“Yes, sir. I’ll be there,” Terry exclaimed, rejoicing.
“How about this other lad?” pursued the general, a twinkle in his eye as he scanned the red-headed Jimmie Muldoon. “Does he want to go out into the Indian country?”
“No, sorr; plaze, sorr,” Jimmie apologized. “Sure, we have plinty Injuns where we be, an’ I’ll stay wid the Irish. Me father’s chief spiker, sorr, an’ me mother washes clothes, an’ me brother’s water carrier an’ I’ve another brother who’s like to have Terry’s job; so it’s the Muldoon family that’ll see the end o’ track through to Salt Lake.”
“All right,” the general laughed. “Stay ‘wid the Irish.’ You’ve a loyal corps, Casement. But both you boys go back to your train and keep out of trouble.”

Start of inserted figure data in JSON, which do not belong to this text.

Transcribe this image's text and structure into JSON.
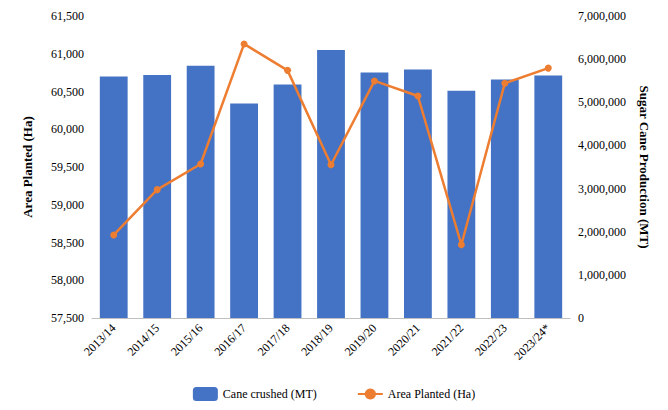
{
  "chart_data": {
    "type": "bar",
    "categories": [
      "2013/14",
      "2014/15",
      "2015/16",
      "2016/17",
      "2017/18",
      "2018/19",
      "2019/20",
      "2020/21",
      "2021/22",
      "2022/23",
      "2023/24*"
    ],
    "y_label": "Area Planted (Ha)",
    "y2_label": "Sugar Cane Production (MT)",
    "ylim": [
      57500,
      61500
    ],
    "yticks": [
      {
        "value": 57500,
        "label": "57,500"
      },
      {
        "value": 58000,
        "label": "58,000"
      },
      {
        "value": 58500,
        "label": "58,500"
      },
      {
        "value": 59000,
        "label": "59,000"
      },
      {
        "value": 59500,
        "label": "59,500"
      },
      {
        "value": 60000,
        "label": "60,000"
      },
      {
        "value": 60500,
        "label": "60,500"
      },
      {
        "value": 61000,
        "label": "61,000"
      },
      {
        "value": 61500,
        "label": "61,500"
      }
    ],
    "y2lim": [
      0,
      7000000
    ],
    "y2ticks": [
      0,
      {
        "value": 1000000,
        "label": "1,000,000"
      },
      {
        "value": 2000000,
        "label": "2,000,000"
      },
      {
        "value": 3000000,
        "label": "3,000,000"
      },
      {
        "value": 4000000,
        "label": "4,000,000"
      },
      {
        "value": 5000000,
        "label": "5,000,000"
      },
      {
        "value": 6000000,
        "label": "6,000,000"
      },
      {
        "value": 7000000,
        "label": "7,000,000"
      }
    ],
    "series": [
      {
        "name": "Cane crushed (MT)",
        "type": "bar",
        "axis": "y2",
        "color": "#4472c4",
        "values": [
          5600000,
          5635000,
          5845000,
          4970000,
          5410000,
          6210000,
          5690000,
          5760000,
          5270000,
          5530000,
          5620000
        ]
      },
      {
        "name": "Area Planted (Ha)",
        "type": "line",
        "axis": "y",
        "color": "#ed7d31",
        "marker": "circle",
        "line_style": "solid",
        "values": [
          58600,
          59200,
          59540,
          61130,
          60780,
          59530,
          60640,
          60440,
          58470,
          60610,
          60810
        ]
      }
    ],
    "legend": "bottom",
    "grid": false
  }
}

With Jimmie, Terry was glad enough to beat a retreat to the boarding-train, set out a little way in the cleaner brush and sand, where the air was pure and the night was peaceful. A number of the men, also, soon had enough of “town,” and were already turning in, to sleep. But there was no sleep in new Julesburg. All night the hubbub and hurly-burly continued, in spite of the police stationed by General Casement.

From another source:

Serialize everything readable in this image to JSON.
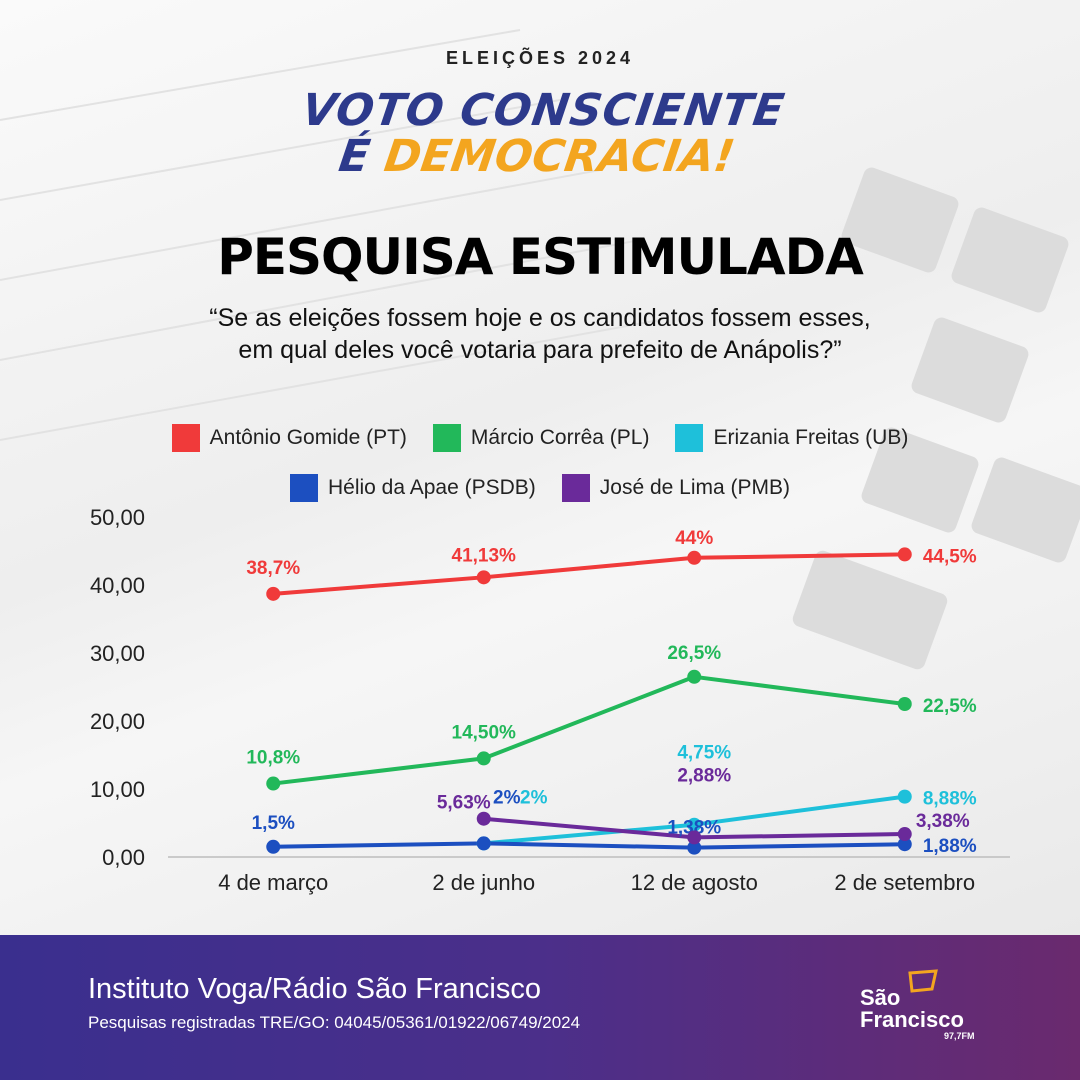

However, tomorrow this would be left behind. Many a mile yet into the north of west stretched the grade, waiting for the rails; and beyond the grade itself stretched the surveyors’ location stakes; and beyond the line of location stakes stretched widely the desert and the mountains, where other stakes were being driven—and where Terry Richards was about to explore, in company with Scout Sol Judy and no less a personage than the bold General Dodge, chief engineer of the whole road.
George Stanton, somewhere out there, having fun while he chopped stakes and maybe even held the end of a surveyor’s chain, was likely to get the surprise of his life.
CHAPTER VII
OUT INTO THE SURVEY COUNTRY
It was a tremendous large party. In fact, it looked like a regular military excursion, instead of a survey trip, when in the early morning it moved out from new Julesburg (the “roaring town” was dead tired at this hour) and headed northwest up Lodge Pole Creek by the old Overland Stage road on the Oregon Trail.

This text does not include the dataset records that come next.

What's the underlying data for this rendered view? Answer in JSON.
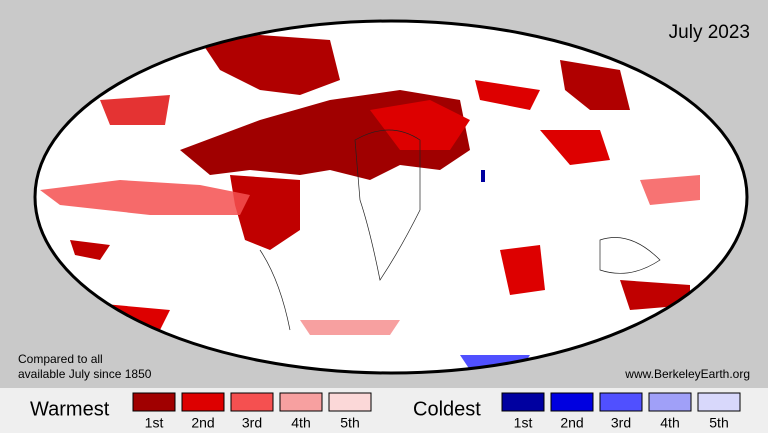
{
  "header": {
    "title": "July 2023"
  },
  "note": [
    "Compared to all",
    "available July since 1850"
  ],
  "source": "www.BerkeleyEarth.org",
  "legend": {
    "warm": {
      "label": "Warmest",
      "items": [
        {
          "label": "1st",
          "color": "#a00000"
        },
        {
          "label": "2nd",
          "color": "#dd0000"
        },
        {
          "label": "3rd",
          "color": "#f55050"
        },
        {
          "label": "4th",
          "color": "#f7a0a0"
        },
        {
          "label": "5th",
          "color": "#fbd8d8"
        }
      ]
    },
    "cold": {
      "label": "Coldest",
      "items": [
        {
          "label": "1st",
          "color": "#0000a0"
        },
        {
          "label": "2nd",
          "color": "#0000e0"
        },
        {
          "label": "3rd",
          "color": "#5050ff"
        },
        {
          "label": "4th",
          "color": "#a0a0f8"
        },
        {
          "label": "5th",
          "color": "#d8d8fb"
        }
      ]
    }
  }
}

There were two companies, B and M, of the Second Cavalry, from Fort McPherson, commanded by Captain (or Brevet Lieutenant-Colonel) J. K. Mizner and First Lieutenant James N. Wheelan, to ride the country and guard the long train of supply wagons. There was Surgeon Henry B. Terry, of the army medical corps—a slender, black-moustached, active man in major’s shoulder-straps. There were the teamsters and farriers and wagoners and cooks and what-not.